Reaping the Rewards of your Blogging Efforts

Published by karensnyd on

You’ve been valiantly foraging through the social media wilderness, publishing blog posts and Tweeting your heart out. Wouldn’t it be nice to see the fruits of your labor? Here are a few tools I use to track blog success. I started using these methods for our Corporate Social Media efforts but they work for personal blogs and Tweets, as well. Don’t forget: the key social media metrics are sentiment and level of engagement (e.g., number of blog post comments, trackbacks.) Or are you simply wondering “why do I need a Web site, a blog, and a Twitter account?

Tracking “Micro-Metrics” for Blogs

1. Feedburner allows me to see how many subscribers I have, enable blog subscription via email, and add the “share this” feature for each post. They provide a snippet of code for me to insert into the blog template, and instructions for Moveable Type and WordPress.

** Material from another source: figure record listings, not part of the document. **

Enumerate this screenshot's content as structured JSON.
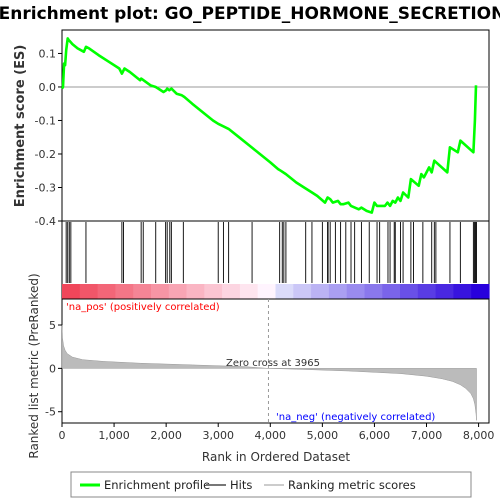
{
  "chart_data": {
    "type": "line",
    "title": "Enrichment plot: GO_PEPTIDE_HORMONE_SECRETION",
    "xlabel": "Rank in Ordered Dataset",
    "es_panel": {
      "ylabel": "Enrichment score (ES)",
      "xlim": [
        0,
        8200
      ],
      "ylim": [
        -0.4,
        0.17
      ],
      "y_ticks": [
        0.1,
        0.0,
        -0.1,
        -0.2,
        -0.3,
        -0.4
      ],
      "y_tick_labels": [
        "0.1",
        "0.0",
        "-0.1",
        "-0.2",
        "-0.3",
        "-0.4"
      ],
      "series": [
        {
          "name": "Enrichment profile",
          "color": "#00ff00",
          "x": [
            0,
            20,
            40,
            60,
            80,
            110,
            130,
            160,
            200,
            300,
            420,
            460,
            520,
            700,
            900,
            1100,
            1150,
            1200,
            1300,
            1500,
            1520,
            1700,
            1800,
            1850,
            1950,
            2000,
            2020,
            2060,
            2100,
            2200,
            2300,
            2350,
            2500,
            2700,
            2900,
            3000,
            3200,
            3400,
            3600,
            3800,
            4000,
            4150,
            4200,
            4300,
            4500,
            4650,
            4800,
            4900,
            5050,
            5100,
            5150,
            5200,
            5300,
            5350,
            5400,
            5500,
            5550,
            5700,
            5750,
            5850,
            5950,
            6000,
            6050,
            6200,
            6250,
            6300,
            6350,
            6400,
            6450,
            6500,
            6550,
            6650,
            6700,
            6850,
            6900,
            6950,
            7050,
            7100,
            7150,
            7400,
            7450,
            7600,
            7650,
            7900,
            7930,
            7950
          ],
          "y": [
            -0.005,
            0.0,
            0.07,
            0.065,
            0.11,
            0.145,
            0.14,
            0.135,
            0.128,
            0.115,
            0.105,
            0.12,
            0.115,
            0.095,
            0.075,
            0.055,
            0.04,
            0.055,
            0.045,
            0.02,
            0.025,
            0.005,
            0.0,
            -0.005,
            -0.015,
            -0.01,
            -0.005,
            -0.01,
            -0.005,
            -0.02,
            -0.025,
            -0.03,
            -0.05,
            -0.075,
            -0.1,
            -0.11,
            -0.125,
            -0.15,
            -0.175,
            -0.2,
            -0.225,
            -0.245,
            -0.25,
            -0.26,
            -0.285,
            -0.3,
            -0.315,
            -0.325,
            -0.345,
            -0.33,
            -0.335,
            -0.345,
            -0.34,
            -0.35,
            -0.35,
            -0.345,
            -0.355,
            -0.365,
            -0.36,
            -0.37,
            -0.375,
            -0.345,
            -0.355,
            -0.355,
            -0.345,
            -0.355,
            -0.34,
            -0.345,
            -0.33,
            -0.34,
            -0.315,
            -0.33,
            -0.275,
            -0.295,
            -0.26,
            -0.27,
            -0.24,
            -0.255,
            -0.22,
            -0.255,
            -0.18,
            -0.195,
            -0.16,
            -0.195,
            -0.1,
            0.005
          ]
        }
      ]
    },
    "hits_panel": {
      "legend_name": "Hits",
      "positions": [
        80,
        110,
        140,
        170,
        460,
        1150,
        1180,
        1520,
        1560,
        1800,
        1990,
        2020,
        2070,
        2100,
        2330,
        3000,
        3100,
        3200,
        3650,
        4180,
        4230,
        4260,
        4300,
        4680,
        4800,
        5000,
        5100,
        5110,
        5150,
        5250,
        5350,
        5450,
        5550,
        5620,
        5750,
        5900,
        6050,
        6100,
        6260,
        6300,
        6380,
        6400,
        6500,
        6550,
        6700,
        6750,
        6930,
        7100,
        7150,
        7180,
        7450,
        7650,
        7900,
        7920,
        7940,
        7960
      ]
    },
    "rank_panel": {
      "ylabel": "Ranked list metric (PreRanked)",
      "legend_name": "Ranking metric scores",
      "ylim": [
        -6.3,
        8.0
      ],
      "y_ticks": [
        5,
        0,
        -5
      ],
      "y_tick_labels": [
        "5",
        "0",
        "-5"
      ],
      "x": [
        0,
        10,
        30,
        60,
        100,
        200,
        400,
        800,
        1500,
        2500,
        3500,
        3965,
        4500,
        5500,
        6500,
        7000,
        7300,
        7500,
        7650,
        7750,
        7850,
        7900,
        7930,
        7950,
        7960
      ],
      "y": [
        5.0,
        3.5,
        2.6,
        2.1,
        1.7,
        1.3,
        1.0,
        0.8,
        0.6,
        0.4,
        0.2,
        0.0,
        -0.1,
        -0.3,
        -0.6,
        -0.9,
        -1.2,
        -1.5,
        -1.9,
        -2.3,
        -2.9,
        -3.5,
        -4.2,
        -5.2,
        -6.0
      ],
      "zero_cross_label": "Zero cross at 3965",
      "zero_cross_x": 3965,
      "pos_label": "'na_pos' (positively correlated)",
      "neg_label": "'na_neg' (negatively correlated)"
    },
    "x_ticks": [
      0,
      1000,
      2000,
      3000,
      4000,
      5000,
      6000,
      7000,
      8000
    ],
    "x_tick_labels": [
      "0",
      "1,000",
      "2,000",
      "3,000",
      "4,000",
      "5,000",
      "6,000",
      "7,000",
      "8,000"
    ],
    "legend_placement": "bottom",
    "legend": [
      "Enrichment profile",
      "Hits",
      "Ranking metric scores"
    ],
    "colors": {
      "profile": "#00ff00",
      "hits": "#000000",
      "metric": "#bbbbbb",
      "pos_text": "#ff0000",
      "neg_text": "#0000ff"
    }
  }
}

2. Google Analytics offers a myriad of data, but I usually focus on the following data points:

  • Percentage of readers arriving through search. If it’s below 30% we need to better optimize the blogs for search: I remind bloggers to focus on the keywords in the post title and body, leverage the “categories.”
  • Keywords bringing people to the blogs. This data usually provides a nice ego boost for our bloggers, since the primary keywords bringing traffic to each blog are usually the bloggers’ names. Ideally the top keywords would be industry / product terms. Or simply “VeriSign.”
  • Time spent reading posts. Less than a minute means the user found little value in the content. I like to see readers spending at least 2 minutes on each post. One blogger had readers spending about 6 minutes on each post, which I shared with all of our bloggers. Another blogger (jealously?) pointed out “his posts are really long.”
  • Referring sites. Is there some site helping you out that you did not know about? Where are users coming from? This will help you tailor your content to appeal to those folks.
  • Bounce Rate and Exit rate. A high bounce rate means the content on the page the user landed on was not interesting to them. They came, they saw, they left your domain. Conversely, the exit rate is the measure of how many people left a page, and then went elsewhere on your site – that particular page was not too exciting, but they were interested enough to look further. You should worry about a consistently high bounce rate and consider how to make that landing page a little juicer. This is why it helps to know what keywords people are searching on, and what the referring sites are. There is a nice explanation of these terms on

Coming soon… “Capturing Sales Leads and Tracking Conversations on Twitter”


Kim · July 7, 2009 at 7:13 am

Interesting article. Analytics to me are just depressing because they confirm what I already suspected – no one is reading my blog. LOL! However, I console myself by saying that it's new and people need to find it. Also, it's a fairly nerdy topic (banned books) and may not appeal to the masses.

I still want to start a design blog but the field is so crowded, I'm not sure I have anything new to say. Lisa also wants me to blog about dating which I'm still mulling over. Both of these would be in addition to The Daily Banning, which I'm totally enjoying. What do you think?

Brian Loftus MD · July 9, 2009 at 10:48 am

I was searching migraine app and found your post on another site. I am a neurologist and I just released iHeadache. This app tracks headaches along with symptoms, medication use, and disability. What makes it unique is that it prepares reports designed to help your physician to assist you with improving your headache therapy. I would love for you to give it a try.
Forgive me if this was not the best way to contact you. I know nothing about blog etiquette.

Anthony · March 6, 2017 at 8:38 pm

Great article – The measurement of social media marketing is essential to the operation of an organization, however in order to effectively measure the effectiveness of social media marketing, the information needs to reach the target audience first.